Author :
Camilo, L. ; Kagan, Nelson ; Cebrian, Juan C. ; Matsuo, N.M. ; Arango, H.
Abstract :
Customers are undoubtedly demanding a better power quality to be provided by electric power distribution companies. Many aspects have contributed to that, such as customer protection laws and regulatory issues. Furthermore there is relatively poor knowledge concerning load sensitivity in customer equipment, which used to be predominantly electromechanical and have become mostly electronically controlled. Load characteristics have been changing in all types of customers. Industrial customers seek for higher efficiency and productivity; commercial customers seek for more sophistication and services; whereas residential customers are increasingly using more technology for their own comfort. Electronic devices, used in these customers, are generally more sensitive to disturbances in the power system and, at the same time, are the ones that also generate disturbances, such as harmonic distorted currents. Claiming for damages in customer equipment due to disturbances in the electrical network is an issue that have been gaining greater attention. In particular, short duration voltage variations (SDVV), namely voltage sags and swells, are phenomena that have been taking into account in such claims.
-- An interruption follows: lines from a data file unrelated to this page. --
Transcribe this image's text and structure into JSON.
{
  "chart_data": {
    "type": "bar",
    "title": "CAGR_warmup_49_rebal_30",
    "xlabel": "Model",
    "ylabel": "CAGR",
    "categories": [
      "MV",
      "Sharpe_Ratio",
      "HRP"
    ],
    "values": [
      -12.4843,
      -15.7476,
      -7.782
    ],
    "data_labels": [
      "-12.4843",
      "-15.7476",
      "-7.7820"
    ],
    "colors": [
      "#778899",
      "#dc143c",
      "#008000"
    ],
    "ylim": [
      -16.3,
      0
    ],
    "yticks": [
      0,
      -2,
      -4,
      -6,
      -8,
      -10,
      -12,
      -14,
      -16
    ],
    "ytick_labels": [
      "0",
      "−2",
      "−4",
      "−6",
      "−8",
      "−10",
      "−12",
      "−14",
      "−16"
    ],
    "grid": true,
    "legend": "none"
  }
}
In such a context, this paper aims at developing models and tools to study SDVV in electrical power distribution systems, since a number of publications have dealt with vulnerability areas in transmission networks [1], [6]. This paper considers two different methodologies to address the computation of SDVV indices as well as long duration interruptions based on short circuit analysis [5], [2], [3] and system failure rates. The first methodology is based on the Monte Carlo method, in which a statistical analysis of SDVV occurrences that originate in the distributed network is carried out. The second methodology is analytical, since it computes a combination of all short-circuit types, in all network busses, for a range of fault impedances and natural extinction times in order to - btain a representative profile of the network occurrences.